The day we finally made it up the mountain (in a car with a driver), it was definitely worth it. We saw a lot but also think we might now be cursed...

We came across and abandoned church which was creepy enough but we decided to go inside. After looking around we quickly wanted to get out but not before I decided to go up to the alter and touch the ripped and falling apart bible. After the girls shouted at me, we walked outside to find that the nice blue sky had turned grey and this thick layer of fog was coming over the church towards us - freaky, right? 

We found another abanodoned building and freaked ourselves out walking around that but found the balcony with an amazing view of the sea and Rabbit Island. Unfortunately, we couldn't see much because  of the fog (as the girls kept reminding me was my fault for touching the bible). Bokor Mountain is worth a trip but I do think doing it on bikes would be the best way, just try to avoid the gravel. 
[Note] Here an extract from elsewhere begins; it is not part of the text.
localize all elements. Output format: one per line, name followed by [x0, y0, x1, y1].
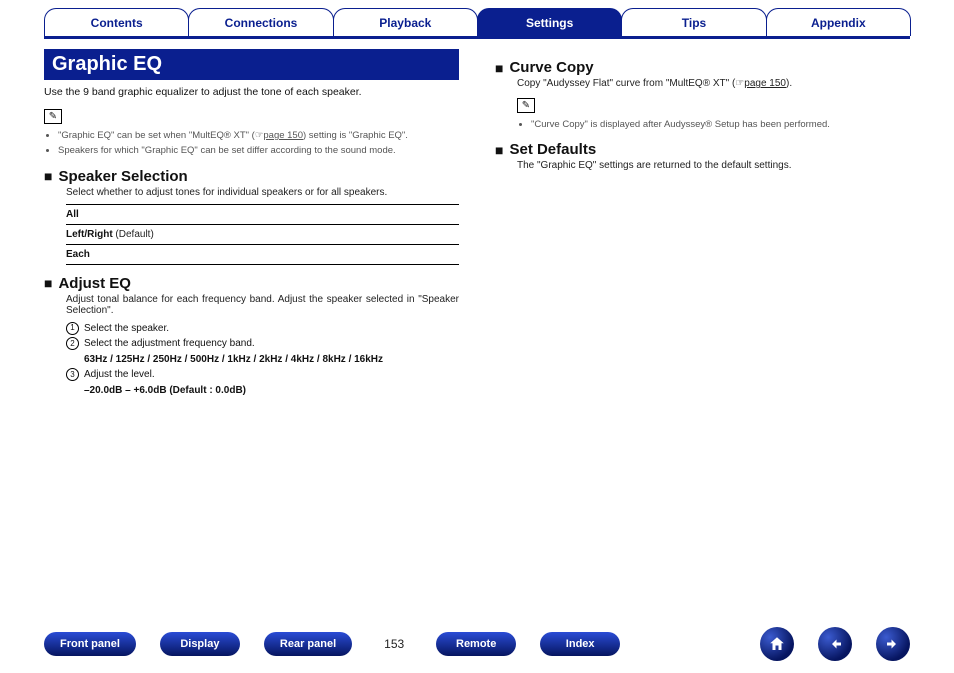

The best part of our time here was visiting Cambobabs English school. The teachers and pupils were so welcoming to us and made it am absolute pleasure to be there. The school was set up a few years ago as a charity project to teach English to local children of all ages and they have a very talented few teachers who actually learnt English at the same school!  It is a free school for them to attend and they have 3 evening classes per day teaching at all levels. After we spent some time chatting to the teachers and some of the pupils who wanted to practice their conversation skills, the classes began. Leanne started in the youngest class where she taught them the names of Vegetables and myself and Lisa taught the middle level some sentences where we had to include their six new pieces of vocabulary: swim, use chopsticks, do a cartwheel, fly a kite, make a sandwich and play the guitar. For the final two hours, all three of us taught the upper level by doing a roleplay of a conversation about going to the beach. You would not believe how difficult it is to explain some words, like 'should' which comes so naturally to us or 'lifeguard' without speaking Khmer. 

The school was fantastic, all of the pupils seem to love going and the project is only getting bigger. They are trying to raise $30,000 to build another classroom and a library as they have a growing number of pupils. It was a great experience for us, but also it helps the children so much too to hear the accent and pronunciation of English people so if you feel like doing some volunteering or even donating some books for their new library then Cambobabs should be on the list!! 



After a few days in Kampot, we decided to move on to the sleepy beach town of Kep, just a short ride away. Kep was not for me, its is famed for its seafood and chilled vibe but it was a little too quiet for me. I tried some fresh steamed crab for the first time (wont be eating that again in a hurry) and sat by the sea for a while but there really was very little to do and not even a decent beach to chill on. Kep came with the worst room we have had yet, none of us slept well as things were falling on us, the roof seemed like it was going to blow off and i'm sure something was crawling around in our bed. We were all awake when we checked the time at 3.30am and all wish the night would just end!! Safe to say we were glad to get on our minibus that morning.

And, now here we are, a new country and a new hostel. The up side: we have little pods for beds, so not seeing the other 10 people in the room makes you feel a bit better. The downside: its an eco-friendly hostel that only has the aircon on a few hours a night.

Things are looking up, Lisa's stitches will be out tomorrow and then we are on the road travelling to the top of Vietnam with many stop off's and a huge list fun things to do on the way.